Long Term Use of Anticoagulant for Tooth Extraction
A 70 year old gentleman recently went to the dentist’s office to have more blood flow after tooth extraction. The old gentleman was very worried about going to the hospital for consultation. The doctor found that the old gentleman took anticoagulant for a long time due to cardiovascular disease. The blood was not easy to coagulate, and the blood flow was more than after tooth extraction, which was very dangerous.
In recent years, more and more patients take anticoagulants because of stroke, heart disease, vein embolism and so on. Anticoagulant function is to prevent blood vessels from blocking, but it also makes blood difficult to clot relatively.
If the patient does not inform in advance that he / she has taken anticoagulant, it is very common for him / her to bleed more than once after tooth extraction or tooth washing. Some patients go home and find that he / she is not only struggling to wash his / her mouth or spit out the blood in his / her mouth. After several hours, he / she finds that the situation is not right, so he / she goes to see a doctor immediately.
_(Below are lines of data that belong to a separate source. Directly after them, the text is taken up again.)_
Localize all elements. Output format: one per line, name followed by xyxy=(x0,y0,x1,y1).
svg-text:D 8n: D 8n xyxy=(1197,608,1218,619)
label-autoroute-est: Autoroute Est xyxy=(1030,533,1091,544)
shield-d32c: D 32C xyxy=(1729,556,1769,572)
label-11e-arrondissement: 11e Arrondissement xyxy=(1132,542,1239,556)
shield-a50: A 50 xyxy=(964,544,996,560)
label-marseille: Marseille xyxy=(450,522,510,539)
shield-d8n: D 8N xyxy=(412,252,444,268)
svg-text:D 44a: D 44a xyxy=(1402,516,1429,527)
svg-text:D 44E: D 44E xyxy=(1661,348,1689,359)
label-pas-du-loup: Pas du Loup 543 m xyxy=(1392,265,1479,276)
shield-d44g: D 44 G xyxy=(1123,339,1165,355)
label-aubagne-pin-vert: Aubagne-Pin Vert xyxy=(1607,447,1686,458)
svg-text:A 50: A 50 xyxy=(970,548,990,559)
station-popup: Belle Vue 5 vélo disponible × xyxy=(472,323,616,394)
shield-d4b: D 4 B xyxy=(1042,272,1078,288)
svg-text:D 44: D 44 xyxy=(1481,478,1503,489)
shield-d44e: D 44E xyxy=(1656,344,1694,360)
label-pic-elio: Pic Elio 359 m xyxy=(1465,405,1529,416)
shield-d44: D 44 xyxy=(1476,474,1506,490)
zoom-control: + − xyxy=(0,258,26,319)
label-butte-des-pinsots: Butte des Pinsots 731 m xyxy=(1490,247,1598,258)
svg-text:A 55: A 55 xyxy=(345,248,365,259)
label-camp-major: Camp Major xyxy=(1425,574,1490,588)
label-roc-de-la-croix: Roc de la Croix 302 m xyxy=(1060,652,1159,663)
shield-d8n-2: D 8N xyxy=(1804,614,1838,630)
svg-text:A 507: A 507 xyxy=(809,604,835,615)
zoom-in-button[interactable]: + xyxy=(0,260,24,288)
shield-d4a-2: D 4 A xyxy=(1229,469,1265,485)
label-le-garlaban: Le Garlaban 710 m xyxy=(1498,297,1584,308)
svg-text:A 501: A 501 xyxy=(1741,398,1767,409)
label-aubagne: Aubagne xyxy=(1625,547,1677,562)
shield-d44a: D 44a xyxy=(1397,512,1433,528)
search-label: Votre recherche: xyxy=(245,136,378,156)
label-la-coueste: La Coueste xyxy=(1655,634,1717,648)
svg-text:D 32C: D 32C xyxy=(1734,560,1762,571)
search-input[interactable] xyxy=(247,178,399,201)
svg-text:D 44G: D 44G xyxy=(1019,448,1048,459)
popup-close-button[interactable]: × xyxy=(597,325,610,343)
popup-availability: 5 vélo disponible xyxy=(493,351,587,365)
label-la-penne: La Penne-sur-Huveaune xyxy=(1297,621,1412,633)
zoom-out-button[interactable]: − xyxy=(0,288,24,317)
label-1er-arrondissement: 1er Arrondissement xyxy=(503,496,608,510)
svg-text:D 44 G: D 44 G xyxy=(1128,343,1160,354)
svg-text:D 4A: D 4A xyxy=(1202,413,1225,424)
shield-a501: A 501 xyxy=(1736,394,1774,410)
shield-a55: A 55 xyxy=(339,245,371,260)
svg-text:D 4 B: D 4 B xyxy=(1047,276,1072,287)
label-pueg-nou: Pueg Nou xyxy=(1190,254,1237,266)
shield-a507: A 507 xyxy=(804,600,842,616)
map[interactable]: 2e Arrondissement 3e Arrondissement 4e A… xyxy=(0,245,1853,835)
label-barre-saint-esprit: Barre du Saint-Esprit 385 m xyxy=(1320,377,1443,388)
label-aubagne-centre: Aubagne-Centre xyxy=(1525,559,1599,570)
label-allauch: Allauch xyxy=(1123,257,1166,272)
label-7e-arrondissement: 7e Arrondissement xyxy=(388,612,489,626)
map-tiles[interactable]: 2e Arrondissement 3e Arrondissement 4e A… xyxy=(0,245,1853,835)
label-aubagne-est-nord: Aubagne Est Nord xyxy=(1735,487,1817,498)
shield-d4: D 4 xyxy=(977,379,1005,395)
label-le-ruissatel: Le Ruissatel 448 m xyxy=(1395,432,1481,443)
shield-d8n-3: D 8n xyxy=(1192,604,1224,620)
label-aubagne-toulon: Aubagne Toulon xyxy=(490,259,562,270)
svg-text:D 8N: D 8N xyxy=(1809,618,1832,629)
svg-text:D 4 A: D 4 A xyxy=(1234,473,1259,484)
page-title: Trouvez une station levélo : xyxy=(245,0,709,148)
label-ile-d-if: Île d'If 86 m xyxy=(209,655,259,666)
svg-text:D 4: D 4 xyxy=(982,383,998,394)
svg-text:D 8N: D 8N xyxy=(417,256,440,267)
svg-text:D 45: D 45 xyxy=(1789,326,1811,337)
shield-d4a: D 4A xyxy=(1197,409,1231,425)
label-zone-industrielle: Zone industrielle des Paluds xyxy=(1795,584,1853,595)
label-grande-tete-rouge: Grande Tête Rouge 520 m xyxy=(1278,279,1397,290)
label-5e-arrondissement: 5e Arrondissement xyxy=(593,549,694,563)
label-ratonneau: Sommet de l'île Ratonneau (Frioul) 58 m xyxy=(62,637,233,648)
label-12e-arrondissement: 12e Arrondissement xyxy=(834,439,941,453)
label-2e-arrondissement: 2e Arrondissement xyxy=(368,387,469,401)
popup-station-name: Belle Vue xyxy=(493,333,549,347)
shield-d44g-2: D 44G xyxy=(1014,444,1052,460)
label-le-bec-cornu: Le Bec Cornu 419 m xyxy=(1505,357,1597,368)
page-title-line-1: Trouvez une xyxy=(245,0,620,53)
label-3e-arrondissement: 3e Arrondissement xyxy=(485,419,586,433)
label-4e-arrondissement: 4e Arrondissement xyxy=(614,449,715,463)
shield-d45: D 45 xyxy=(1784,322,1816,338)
Patients taking anticoagulants should inform the doctor in advance, and the doctor will make diagnosis and treatment according to the situation. If the cardiovascular disease of the patient is not immediately dangerous, the doctor will suggest that the drug should be stopped for 2 to 7 days, depending on the type of drug. If the drug can not be stopped and the tooth must be extracted immediately, the doctor in other departments should help stop bleeding. The life safety of the patient is more guaranteed.
Dentist Li also suggests that if the blood flow is not enough when the tooth is pulled out, the wound can be pressed to stop bleeding. If the general person can stop bleeding within one hour, the patient taking anticoagulant should be pressed for at least two hours, so the bleeding can’t be stopped smoothly. See a doctor as soon as possible.